L’événement a réuni un public mixte d’étudiants, de chercheurs, de religieux, de membres de la famille et d’amis de l’École venus de Jérusalem, d’Italie ou de l’Institut Catholique de Paris où Fabrizio enseigne le Nouveau Testament.
La soutenance s’est tenue devant un jury international composé du fr. Olivier Poquillon, directeur de l’École, du fr. Anthony Giambrone, directeur de la thèse, ainsi que des professeurs Knut Backhaus (LMU Munich), Yunus Demirci, ofmCap (École biblique) et Michael Cover (Marquette University).
Le travail présenté articulait l’exégèse néotestamentaire et l’étude du judaïsme ancien. Comment l’espace de la synagogue fonctionne-t-il comme un lieu rhétorique et théologique dans l’œuvre lucanienne (Évangile de Luc et Actes des Apôtres), en dialogue avec les écrits de Philon d’Alexandrie ? La synagogue est-elle seulement un cadre narratif ou historique, ou un dispositif littéraire structurant ? En organisant la proclamation, ne définit-elle pas les auditoires et ne participe-t-elle pas à la compréhension même de la mission chrétienne naissante dans son rapport au judaïsme ?

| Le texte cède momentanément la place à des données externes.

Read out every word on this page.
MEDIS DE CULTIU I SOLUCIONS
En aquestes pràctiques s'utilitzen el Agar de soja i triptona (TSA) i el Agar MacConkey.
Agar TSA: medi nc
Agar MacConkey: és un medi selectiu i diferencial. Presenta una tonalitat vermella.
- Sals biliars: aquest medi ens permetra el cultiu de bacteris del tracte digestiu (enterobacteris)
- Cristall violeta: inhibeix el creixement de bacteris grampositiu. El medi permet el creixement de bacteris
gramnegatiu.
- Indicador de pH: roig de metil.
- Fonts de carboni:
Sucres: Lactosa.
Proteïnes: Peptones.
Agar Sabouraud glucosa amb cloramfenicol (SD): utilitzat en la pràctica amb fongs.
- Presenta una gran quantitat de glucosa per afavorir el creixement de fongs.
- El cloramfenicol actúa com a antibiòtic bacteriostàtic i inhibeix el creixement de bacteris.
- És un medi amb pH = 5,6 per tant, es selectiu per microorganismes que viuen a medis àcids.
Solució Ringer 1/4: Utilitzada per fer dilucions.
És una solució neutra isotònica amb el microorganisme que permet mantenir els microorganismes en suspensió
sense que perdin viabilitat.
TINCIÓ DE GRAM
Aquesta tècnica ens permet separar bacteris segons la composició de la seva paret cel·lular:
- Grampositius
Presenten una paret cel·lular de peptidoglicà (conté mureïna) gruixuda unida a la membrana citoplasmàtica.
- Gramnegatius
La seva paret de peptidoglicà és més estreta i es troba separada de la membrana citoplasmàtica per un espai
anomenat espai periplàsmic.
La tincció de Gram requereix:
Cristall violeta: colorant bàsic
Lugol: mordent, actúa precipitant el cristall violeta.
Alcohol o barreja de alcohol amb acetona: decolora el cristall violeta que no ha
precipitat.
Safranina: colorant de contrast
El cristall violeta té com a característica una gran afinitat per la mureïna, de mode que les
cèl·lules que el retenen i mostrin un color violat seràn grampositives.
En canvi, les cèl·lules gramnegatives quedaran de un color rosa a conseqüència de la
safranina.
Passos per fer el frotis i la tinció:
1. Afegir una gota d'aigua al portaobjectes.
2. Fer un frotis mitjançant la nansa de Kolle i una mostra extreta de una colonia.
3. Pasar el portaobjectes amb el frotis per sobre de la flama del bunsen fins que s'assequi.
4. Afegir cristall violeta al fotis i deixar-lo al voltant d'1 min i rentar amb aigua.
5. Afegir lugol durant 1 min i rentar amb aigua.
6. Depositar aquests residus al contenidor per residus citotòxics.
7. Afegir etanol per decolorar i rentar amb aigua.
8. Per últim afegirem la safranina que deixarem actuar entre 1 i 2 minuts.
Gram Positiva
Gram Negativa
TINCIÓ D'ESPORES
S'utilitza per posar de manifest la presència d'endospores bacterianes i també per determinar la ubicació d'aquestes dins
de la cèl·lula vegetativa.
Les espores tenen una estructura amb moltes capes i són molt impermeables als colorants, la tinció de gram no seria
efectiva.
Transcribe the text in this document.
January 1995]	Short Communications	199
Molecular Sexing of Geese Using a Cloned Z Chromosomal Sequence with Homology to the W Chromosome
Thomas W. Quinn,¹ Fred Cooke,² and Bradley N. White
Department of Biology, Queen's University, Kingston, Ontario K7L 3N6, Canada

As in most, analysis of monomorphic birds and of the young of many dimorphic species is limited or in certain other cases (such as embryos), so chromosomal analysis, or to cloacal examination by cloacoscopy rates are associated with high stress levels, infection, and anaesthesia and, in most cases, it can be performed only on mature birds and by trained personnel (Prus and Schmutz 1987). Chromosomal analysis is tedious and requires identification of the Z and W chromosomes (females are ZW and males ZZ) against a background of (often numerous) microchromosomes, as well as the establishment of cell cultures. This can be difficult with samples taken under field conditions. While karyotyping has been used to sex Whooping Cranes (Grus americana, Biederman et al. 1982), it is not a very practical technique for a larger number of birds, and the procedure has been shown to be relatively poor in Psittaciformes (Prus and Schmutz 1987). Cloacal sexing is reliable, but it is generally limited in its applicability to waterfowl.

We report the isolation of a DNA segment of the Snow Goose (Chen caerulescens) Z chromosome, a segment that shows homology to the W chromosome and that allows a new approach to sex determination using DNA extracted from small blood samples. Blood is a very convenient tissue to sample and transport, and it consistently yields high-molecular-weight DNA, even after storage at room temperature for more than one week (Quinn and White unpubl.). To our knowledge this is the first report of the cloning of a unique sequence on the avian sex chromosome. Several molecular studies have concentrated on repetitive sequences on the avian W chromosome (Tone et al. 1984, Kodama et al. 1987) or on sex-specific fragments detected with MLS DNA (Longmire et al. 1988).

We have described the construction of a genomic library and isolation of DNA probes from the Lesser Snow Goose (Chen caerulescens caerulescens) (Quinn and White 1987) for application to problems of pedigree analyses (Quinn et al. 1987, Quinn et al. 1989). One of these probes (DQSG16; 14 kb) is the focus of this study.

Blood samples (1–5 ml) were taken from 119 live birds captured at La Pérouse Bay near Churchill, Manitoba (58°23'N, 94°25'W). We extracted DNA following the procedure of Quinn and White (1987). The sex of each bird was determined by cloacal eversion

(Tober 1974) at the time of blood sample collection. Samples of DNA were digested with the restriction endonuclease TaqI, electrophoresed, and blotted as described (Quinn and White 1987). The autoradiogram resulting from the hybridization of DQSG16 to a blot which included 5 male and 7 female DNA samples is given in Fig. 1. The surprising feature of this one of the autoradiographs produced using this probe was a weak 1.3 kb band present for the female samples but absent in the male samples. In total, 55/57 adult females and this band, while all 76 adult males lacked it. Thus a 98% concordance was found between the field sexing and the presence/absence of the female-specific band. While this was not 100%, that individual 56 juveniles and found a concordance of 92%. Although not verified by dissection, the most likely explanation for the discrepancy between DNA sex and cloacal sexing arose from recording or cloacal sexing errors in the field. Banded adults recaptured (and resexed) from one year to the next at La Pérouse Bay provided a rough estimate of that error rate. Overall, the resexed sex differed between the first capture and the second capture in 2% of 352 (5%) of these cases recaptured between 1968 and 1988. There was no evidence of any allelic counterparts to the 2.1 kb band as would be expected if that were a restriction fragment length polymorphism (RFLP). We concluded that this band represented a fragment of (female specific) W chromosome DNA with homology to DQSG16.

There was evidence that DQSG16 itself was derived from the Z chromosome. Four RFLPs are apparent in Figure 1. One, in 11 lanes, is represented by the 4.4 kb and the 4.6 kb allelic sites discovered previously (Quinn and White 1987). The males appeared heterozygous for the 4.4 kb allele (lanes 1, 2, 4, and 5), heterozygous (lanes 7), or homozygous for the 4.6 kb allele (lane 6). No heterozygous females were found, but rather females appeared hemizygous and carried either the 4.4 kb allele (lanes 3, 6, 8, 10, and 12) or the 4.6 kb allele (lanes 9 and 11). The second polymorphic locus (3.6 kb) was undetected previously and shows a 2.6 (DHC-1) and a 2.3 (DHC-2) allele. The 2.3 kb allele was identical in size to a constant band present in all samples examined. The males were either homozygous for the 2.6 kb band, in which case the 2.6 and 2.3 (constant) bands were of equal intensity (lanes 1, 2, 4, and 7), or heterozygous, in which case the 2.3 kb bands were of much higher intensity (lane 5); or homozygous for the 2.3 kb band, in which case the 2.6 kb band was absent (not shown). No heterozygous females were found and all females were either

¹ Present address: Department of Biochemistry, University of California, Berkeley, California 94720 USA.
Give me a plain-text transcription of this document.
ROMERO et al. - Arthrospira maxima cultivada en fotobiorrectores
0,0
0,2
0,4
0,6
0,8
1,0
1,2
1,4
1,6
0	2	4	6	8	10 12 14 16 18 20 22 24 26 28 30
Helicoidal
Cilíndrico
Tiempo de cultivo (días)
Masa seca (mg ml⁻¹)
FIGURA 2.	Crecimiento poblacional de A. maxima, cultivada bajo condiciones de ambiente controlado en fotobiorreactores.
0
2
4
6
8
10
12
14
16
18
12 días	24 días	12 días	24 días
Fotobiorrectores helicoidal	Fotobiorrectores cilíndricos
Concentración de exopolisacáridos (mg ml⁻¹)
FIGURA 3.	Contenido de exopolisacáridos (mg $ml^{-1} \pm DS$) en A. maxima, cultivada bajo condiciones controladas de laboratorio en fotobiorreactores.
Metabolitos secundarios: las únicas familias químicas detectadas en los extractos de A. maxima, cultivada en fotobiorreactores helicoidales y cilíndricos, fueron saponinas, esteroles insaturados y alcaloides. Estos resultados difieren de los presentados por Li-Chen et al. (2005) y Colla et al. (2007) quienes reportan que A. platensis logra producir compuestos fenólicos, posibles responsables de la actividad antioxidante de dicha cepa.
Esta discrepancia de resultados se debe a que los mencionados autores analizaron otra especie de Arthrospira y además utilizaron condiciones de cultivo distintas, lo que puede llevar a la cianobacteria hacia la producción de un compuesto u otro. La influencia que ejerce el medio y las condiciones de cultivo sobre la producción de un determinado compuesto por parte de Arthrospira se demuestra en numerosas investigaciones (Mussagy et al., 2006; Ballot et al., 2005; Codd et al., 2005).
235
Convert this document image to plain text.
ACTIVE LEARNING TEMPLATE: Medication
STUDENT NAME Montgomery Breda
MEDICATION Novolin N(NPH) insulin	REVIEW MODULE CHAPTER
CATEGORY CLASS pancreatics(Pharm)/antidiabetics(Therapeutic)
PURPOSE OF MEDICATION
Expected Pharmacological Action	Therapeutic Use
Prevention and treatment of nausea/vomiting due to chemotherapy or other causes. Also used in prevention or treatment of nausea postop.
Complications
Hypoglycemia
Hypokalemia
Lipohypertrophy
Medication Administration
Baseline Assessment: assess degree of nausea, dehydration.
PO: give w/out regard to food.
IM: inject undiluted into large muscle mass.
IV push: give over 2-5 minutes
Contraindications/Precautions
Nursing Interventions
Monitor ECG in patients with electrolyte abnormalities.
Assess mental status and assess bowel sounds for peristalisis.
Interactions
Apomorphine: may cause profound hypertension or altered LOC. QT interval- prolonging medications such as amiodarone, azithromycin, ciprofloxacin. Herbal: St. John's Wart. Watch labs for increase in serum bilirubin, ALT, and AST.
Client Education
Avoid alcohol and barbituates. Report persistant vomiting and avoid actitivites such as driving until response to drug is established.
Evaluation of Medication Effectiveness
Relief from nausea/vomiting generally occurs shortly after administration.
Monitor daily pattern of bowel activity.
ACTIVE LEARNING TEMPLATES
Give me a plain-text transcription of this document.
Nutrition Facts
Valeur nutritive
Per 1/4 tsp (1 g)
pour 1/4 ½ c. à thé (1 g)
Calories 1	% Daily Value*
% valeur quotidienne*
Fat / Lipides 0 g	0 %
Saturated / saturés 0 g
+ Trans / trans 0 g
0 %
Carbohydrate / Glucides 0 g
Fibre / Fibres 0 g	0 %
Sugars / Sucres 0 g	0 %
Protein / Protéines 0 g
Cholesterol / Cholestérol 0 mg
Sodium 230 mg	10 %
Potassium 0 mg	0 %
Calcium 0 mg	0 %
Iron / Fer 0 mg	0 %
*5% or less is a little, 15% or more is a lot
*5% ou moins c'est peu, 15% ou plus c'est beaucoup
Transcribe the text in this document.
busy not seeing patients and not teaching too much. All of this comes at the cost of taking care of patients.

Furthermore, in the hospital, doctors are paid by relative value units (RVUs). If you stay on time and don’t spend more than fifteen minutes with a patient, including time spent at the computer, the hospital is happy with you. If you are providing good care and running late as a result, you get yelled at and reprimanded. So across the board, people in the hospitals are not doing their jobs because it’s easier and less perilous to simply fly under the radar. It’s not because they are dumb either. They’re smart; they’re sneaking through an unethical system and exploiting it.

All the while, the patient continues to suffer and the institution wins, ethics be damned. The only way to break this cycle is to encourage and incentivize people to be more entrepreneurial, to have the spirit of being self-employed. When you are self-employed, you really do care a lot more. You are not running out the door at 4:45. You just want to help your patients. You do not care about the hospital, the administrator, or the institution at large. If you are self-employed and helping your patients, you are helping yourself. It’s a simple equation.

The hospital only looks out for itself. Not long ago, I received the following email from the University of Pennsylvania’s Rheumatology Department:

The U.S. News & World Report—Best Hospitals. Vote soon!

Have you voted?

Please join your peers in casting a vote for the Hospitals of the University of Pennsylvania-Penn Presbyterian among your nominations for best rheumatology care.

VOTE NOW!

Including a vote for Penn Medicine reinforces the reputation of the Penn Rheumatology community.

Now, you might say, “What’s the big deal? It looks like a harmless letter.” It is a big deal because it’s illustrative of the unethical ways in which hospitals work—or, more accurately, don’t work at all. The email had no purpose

L’exposé du candidat a ouvert la porte à des échanges sur la méthode comparative entre sources juives hellénistiques et textes néotestamentaires, sur l’usage de la rhétorique spatiale dans l’Antiquité, ainsi que, notamment, sur les implications historiques et théologiques de cette lecture. Le dialogue avec le jury a permis de préciser la portée herméneutique du travail et d’en souligner les apports pour l’étude des relations entre judaïsme et christianisme aux premiers siècles.
Au terme de la délibération, le jury a salué la qualité scientifique de la recherche, sa rigueur philologique et sa contribution originale à l’interprétation de Luc-Actes, décernant au candidat la mention summa cum laude. À cette occasion, le nouveau docteur a reçu les félicitations du cardinal Matteo Zuppi, son archevêque et président de la conférence épiscopale italienne.
Première de la nouvelle formule du doctorat proposé par l’ÉBAF, cette soutenance a constitué un moment important de la vie académique de l’École, illustrant sa vitalité au carrefour du texte et du contexte.
L’École biblique et archéologique française de Jérusalem adresse à Fabrizio ses félicitations les plus chaleureuses pour l’aboutissement de ce travail doctoral et ses meilleurs vœux pour sa carrière académique.
Les thèses sont accessibles à la bibliothèque de l’ÉBAF.